Not having a ton of pointless points for "participation" and discussion board posts is good, too. I am just not a class participator, particularly if there is no value gained in doing so. There will likely be value in book discussion. There is virtually no value in making us all post on how hard we're finding it to adapt to the new Visual Studio GUI while we're learning C#. Always have a discussion board available, for folks with questions or those who enjoy interacting, but requiring it for inessential things feels a lot like high school (plus, then you have to grade those piddling points).

Reply to all reasonable questions on the discussion board as soon as you can.

Put everything into reasonable folders and don't have too many of them.

Make sure deadlines and submission instructions are clear. (Does "on Monday" mean by 12:00 am on Monday? By 5:00 pm? 11:59 pm? Should it be turned in as a .doc file? .pdf? Where should the file be sent? etc.)
posted by wending my way at 2:50 PM on May 24, 2010


Agree about due dates, but consider Tuesday. What if a student leaves it to the last minute and has a question at the weekend? Do you really want to be answering those emails?

I work in a community college system and we have been pushing our colleges to adopt Quality Matters and their rubric as a framework for evaluating the quality of online courses. If there's any way you can get your hands on their material, it's worth it. It's quite likely your institution has a subscription.

I guess it's too late to take an online course yourself, but if you can, please do so.

If your institution has an Educational Technology department, they would love for you to contact them and ask for help, training, support.

There are ways to put lectures online (it's termed "Lecture Capture") and there may be resources to do so, but online lectures != online course.
posted by idb at 3:31 PM on May 24, 2010


Don't just moderate the discussions, but participate in them as well.
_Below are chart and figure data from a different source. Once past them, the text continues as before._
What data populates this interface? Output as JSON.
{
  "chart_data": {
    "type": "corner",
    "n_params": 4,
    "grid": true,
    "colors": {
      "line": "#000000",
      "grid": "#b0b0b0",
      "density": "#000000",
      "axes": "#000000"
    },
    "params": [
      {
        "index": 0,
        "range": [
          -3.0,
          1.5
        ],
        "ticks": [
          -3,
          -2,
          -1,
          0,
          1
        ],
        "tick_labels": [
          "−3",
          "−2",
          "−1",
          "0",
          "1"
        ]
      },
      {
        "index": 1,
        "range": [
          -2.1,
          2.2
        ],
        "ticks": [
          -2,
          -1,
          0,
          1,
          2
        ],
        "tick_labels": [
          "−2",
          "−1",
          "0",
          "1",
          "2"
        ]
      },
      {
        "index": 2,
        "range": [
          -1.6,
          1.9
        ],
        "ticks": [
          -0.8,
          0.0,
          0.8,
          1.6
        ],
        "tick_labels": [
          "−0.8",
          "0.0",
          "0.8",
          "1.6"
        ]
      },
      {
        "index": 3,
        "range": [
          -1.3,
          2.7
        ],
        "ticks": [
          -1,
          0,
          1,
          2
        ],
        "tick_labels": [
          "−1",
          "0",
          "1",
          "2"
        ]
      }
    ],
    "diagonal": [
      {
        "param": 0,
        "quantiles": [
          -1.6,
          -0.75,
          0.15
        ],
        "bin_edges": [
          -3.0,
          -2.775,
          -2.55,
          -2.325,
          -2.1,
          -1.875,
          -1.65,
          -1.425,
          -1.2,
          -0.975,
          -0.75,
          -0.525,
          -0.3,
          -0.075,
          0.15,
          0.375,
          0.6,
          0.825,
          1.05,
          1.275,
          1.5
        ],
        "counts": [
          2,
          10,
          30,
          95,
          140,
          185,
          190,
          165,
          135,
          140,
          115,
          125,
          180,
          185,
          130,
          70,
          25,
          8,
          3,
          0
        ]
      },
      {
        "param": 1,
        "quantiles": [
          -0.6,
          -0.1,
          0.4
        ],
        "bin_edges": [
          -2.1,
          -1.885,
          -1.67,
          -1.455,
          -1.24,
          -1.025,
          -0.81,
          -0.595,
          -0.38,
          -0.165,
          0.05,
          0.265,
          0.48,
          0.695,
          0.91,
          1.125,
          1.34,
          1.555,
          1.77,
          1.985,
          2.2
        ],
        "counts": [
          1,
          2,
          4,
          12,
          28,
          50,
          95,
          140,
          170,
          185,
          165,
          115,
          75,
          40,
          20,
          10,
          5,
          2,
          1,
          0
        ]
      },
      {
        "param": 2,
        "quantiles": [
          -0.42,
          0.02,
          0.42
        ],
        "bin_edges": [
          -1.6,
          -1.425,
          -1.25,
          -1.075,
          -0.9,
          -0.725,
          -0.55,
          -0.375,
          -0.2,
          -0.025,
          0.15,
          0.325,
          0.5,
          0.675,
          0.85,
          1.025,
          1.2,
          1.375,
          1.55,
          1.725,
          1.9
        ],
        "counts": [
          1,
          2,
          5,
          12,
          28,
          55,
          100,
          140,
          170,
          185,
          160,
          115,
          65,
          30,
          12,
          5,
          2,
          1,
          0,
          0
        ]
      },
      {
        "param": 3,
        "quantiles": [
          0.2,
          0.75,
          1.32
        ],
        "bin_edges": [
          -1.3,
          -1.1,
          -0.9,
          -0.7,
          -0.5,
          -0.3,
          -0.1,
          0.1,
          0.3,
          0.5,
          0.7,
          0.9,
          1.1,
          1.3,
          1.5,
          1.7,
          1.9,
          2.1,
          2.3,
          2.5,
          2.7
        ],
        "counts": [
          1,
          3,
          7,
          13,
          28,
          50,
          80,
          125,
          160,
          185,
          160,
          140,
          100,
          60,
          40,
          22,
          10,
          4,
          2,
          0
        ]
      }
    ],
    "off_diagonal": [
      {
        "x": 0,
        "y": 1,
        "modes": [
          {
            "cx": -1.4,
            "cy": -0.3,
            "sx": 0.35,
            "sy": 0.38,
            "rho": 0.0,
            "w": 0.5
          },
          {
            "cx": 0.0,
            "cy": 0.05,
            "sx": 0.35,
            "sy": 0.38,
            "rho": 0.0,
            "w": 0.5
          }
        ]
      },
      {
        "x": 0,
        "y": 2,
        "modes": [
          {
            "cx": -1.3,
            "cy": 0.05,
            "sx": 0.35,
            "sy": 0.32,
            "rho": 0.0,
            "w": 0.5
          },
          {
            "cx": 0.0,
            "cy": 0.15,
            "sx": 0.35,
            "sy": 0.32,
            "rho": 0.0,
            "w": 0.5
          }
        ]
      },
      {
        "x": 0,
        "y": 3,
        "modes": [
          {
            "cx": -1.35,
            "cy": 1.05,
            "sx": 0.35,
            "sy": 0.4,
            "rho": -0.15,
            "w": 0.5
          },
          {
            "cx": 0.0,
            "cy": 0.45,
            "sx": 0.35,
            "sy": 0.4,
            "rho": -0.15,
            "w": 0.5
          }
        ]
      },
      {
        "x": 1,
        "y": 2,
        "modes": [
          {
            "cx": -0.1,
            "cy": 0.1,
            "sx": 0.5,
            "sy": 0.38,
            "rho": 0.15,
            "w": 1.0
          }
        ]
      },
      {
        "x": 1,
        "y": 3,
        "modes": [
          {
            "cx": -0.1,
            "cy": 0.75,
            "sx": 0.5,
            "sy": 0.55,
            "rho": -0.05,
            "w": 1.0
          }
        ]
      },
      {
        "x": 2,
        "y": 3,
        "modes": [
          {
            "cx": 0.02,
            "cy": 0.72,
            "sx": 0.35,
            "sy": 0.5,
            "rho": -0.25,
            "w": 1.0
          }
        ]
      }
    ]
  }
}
Be a part of the discussions as much as your schedule allows. I've learned much more in online classes led by an instructor who posted good information in the forums and kept up with our posts.

This.

Also, unthreaded discussions seem to better foster actual communication - but, being a Mefite, you probably already know this.
posted by joshuaconner at 12:57 AM on May 25, 2010


I am almost finished with my online degree and have two major suggestions. First off, if you have any say whatsoever about the layout/design of the class online utilize it. Try to make the class assignments, syllabuses, etc... as accesible and convenient to access as possible. Explain how and where and what the student will be doing on discussion boards. That can be very confusing, especially when classes at the same school use it differently. Secondly, make yourself as available as possible to your students. Some of my teachers have been outstanding in this area. If your students know they can ask a quick question and get a fast answer it will be greatly appreciated. These are simple suggestions, but take it from an online student that they are very important. Best of luck teaching your courses!
posted by gibbsjd77 at 11:29 AM on May 25, 2010


Many good points above. I will add that since your students won't have direct feedback from you as they would in class, detailed and timely feedback on assignments is important. After all, the feedback from you is a big part of what makes an online course different then just studying something on their own.

I've often wished for more interaction from the professor on the discussion boards.

nthing clear deadlines. My last class had a lot of confusion becasue of the deadline of "by midnight xxx".

A clear schedule with due dates and what should be worked on when is great. never leave people wondering what they should be doing.